- The film
- Directed by: William Beaudine
- Screenplay by: Louis D. Lighton Hope Loring
- Based on: Penrod and Sam 1916 novel by Booth Tarkington
- Produced by: J. K. McDonald
- Starring: Ben Alexander Joe Butterworth Buddy Messinger
- Cinematography: Ray June Edward Ullman
- Edited by: Edward M. McDermott
- Distributed by: Associated First National Pictures
- Release date: June 18, 1923;
- Running time: 1 hour, 24 minutes
- Country: United States
- Language: Silent (English intertitles)

= Penrod and Sam (1923 film) =

1923 film by William Beaudine

Penrod and Sam is a 1923 American silent comedy drama film directed by William Beaudine and starring Ben Alexander, Joe Butterworth, and Buddy Messinger.

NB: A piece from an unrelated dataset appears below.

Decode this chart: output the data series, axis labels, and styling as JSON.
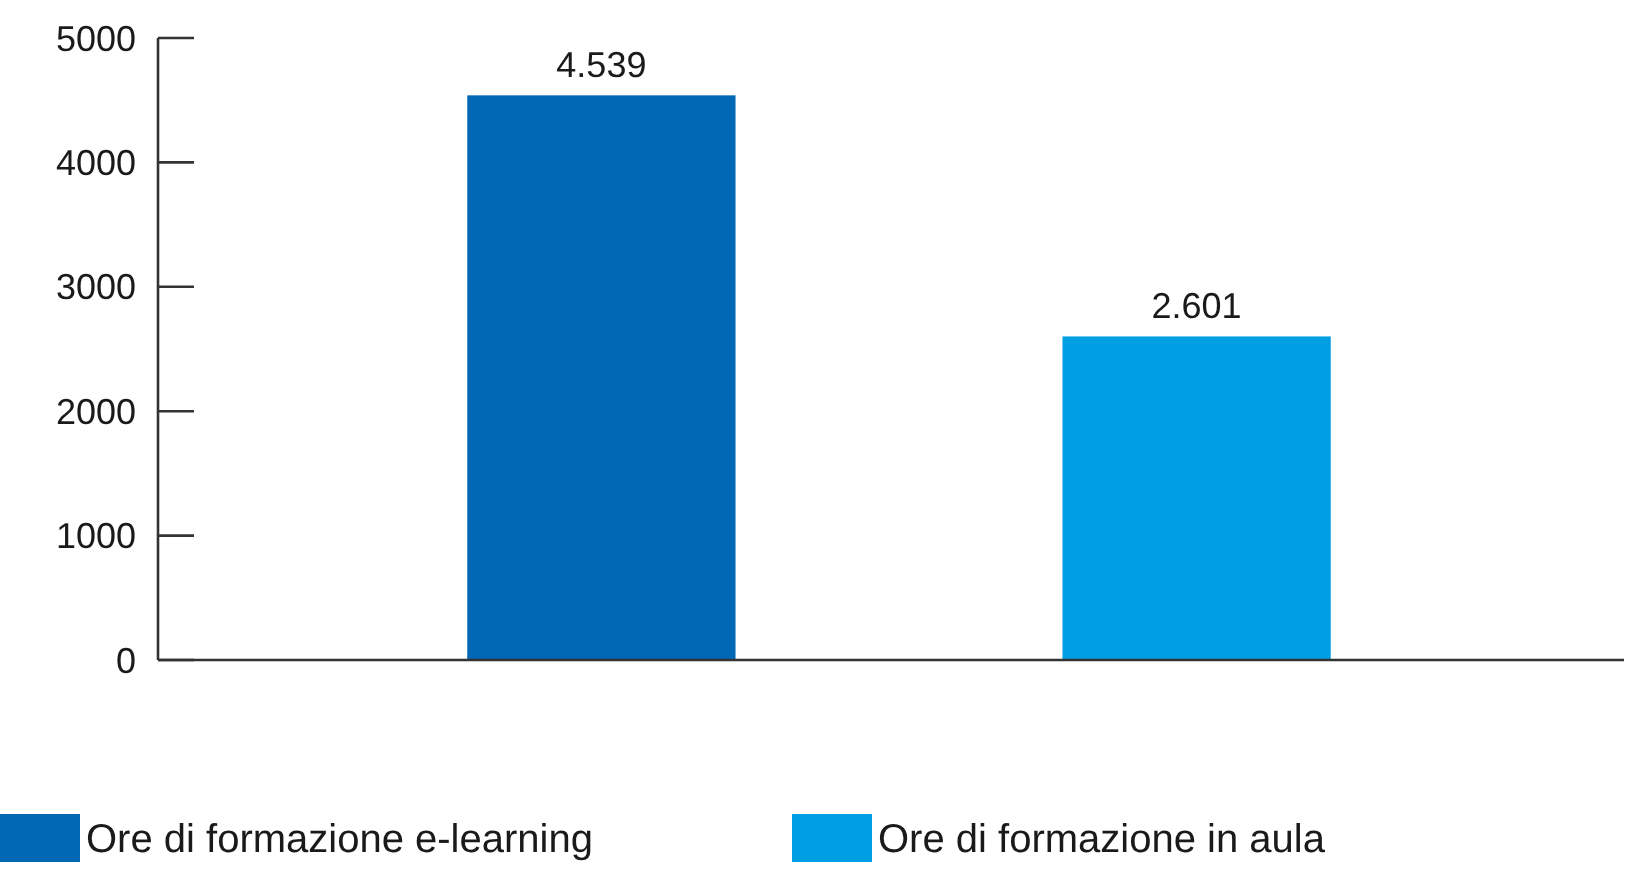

Wendy L. Marshall stated that "Beaudine had the Midas touch when it came to directing children" in films like this and Boy of Mine. In 1931, Beaudine directed a sound adaptation of the novel.

==Cast==
- Ben Alexander as Penrod Schofield
- Joe Butterworth as Sam Williams
- Buddy Messinger as Rodney Bitts
- Newton Hall as Georgie Bassett
- Gertrude Messinger as Marjorie Jones
- Joe McGray as Herman
- Eugene Jackson as Verman
- Rockliffe Fellowes as Mr. Schofield
- Gladys Brockwell as Mrs. Schofield
- Mary Philbin as Margaret Schofield

==Preservation==
Prints of Penrod and Sam are in the collections of the Library of Congress and EYE Film Institute Netherlands.